Before detained immigrants can even discover their fate, they are typically transferred to one of 250 detention centers running out of existing jails or managed by private corporations. One of those was a woman called "Mary," profiled in Lost in Detention. Mary was picked up in Florida for a routine traffic violation and taken to the Willacy Detention Center in South Texas, when it was discovered she had written a hot check ten years earlier. While in detention, guards repeatedly raped Mary. She begged to be deported rather than face more abuse, leaving behind her four young children. She hasn't seen them for more than two years.

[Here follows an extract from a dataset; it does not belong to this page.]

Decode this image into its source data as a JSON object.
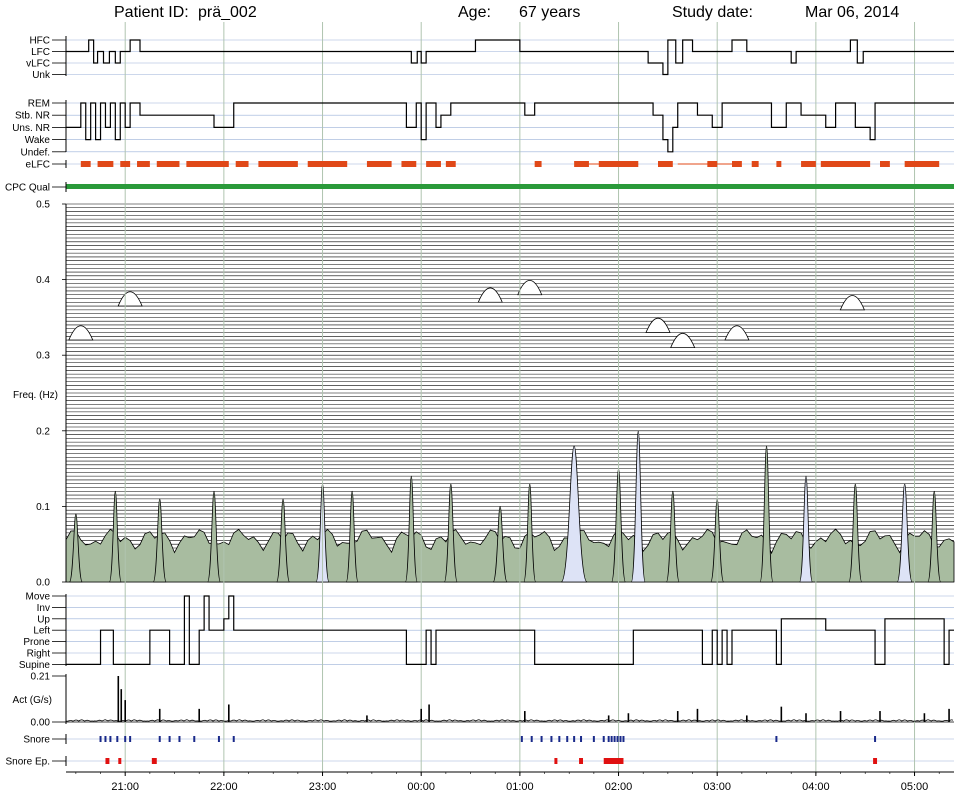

An American Civil Liberties Union investigation found that claims of sexual abuse are widespread throughout the U.S. detention system, and a Frontline investigation found that the majority of the 170 complaints of sexual abuse have neither been investigated nor resolved.
While the administration continues to incarcerate undocumented immigrants in the name of "securing the border," it is also endangering the lives of American citizens and federal agents through the execution of reckless, cross-border operations unsanctioned by Congress.
The Department of Justice's Operation Fast and Furious, for instance, allowed illegal guns to "walk" across the border from Arizona into Mexico so that officials from the Bureau of Alcohol, Tobacco, Firearms and Explosives (ATF) could follow the weapons back to the Mexican drug-cartel leaders who use them. Slight problem: The ATF lost track of hundreds of guns, which have begun to show up in murder investigations across the Southwest. Investigators have linked the guns to a death in the Arizona desert in December 2010 and one in Mexico in February 2011.
Even more alarming are allegations, filed in federal court in August, that U.S. federal agents allowed the Sinaloa drug cartel to traffic several tons of cocaine into the United States in exchange for information about rival cartels.
These cases highlight the hypocrisy of an administration that vilifies innocuous immigrants while enabling actual criminals to conduct illegal business and even murder in the United States and throughout Mexico.
But what can Latinos do with President Obama's abysmal record, vote Republican? That would be jumping out of the frying pan into the fire. Republicans have been so brazen in their bias against Latinos [that some of them have begun to get recalled. Which is exactly the kind of thing President Obama plans to use to win votes in Arizona and other historically red states. It's a strategy of "Hey, I won't write the xenophobic laws." But he sure will enforce them.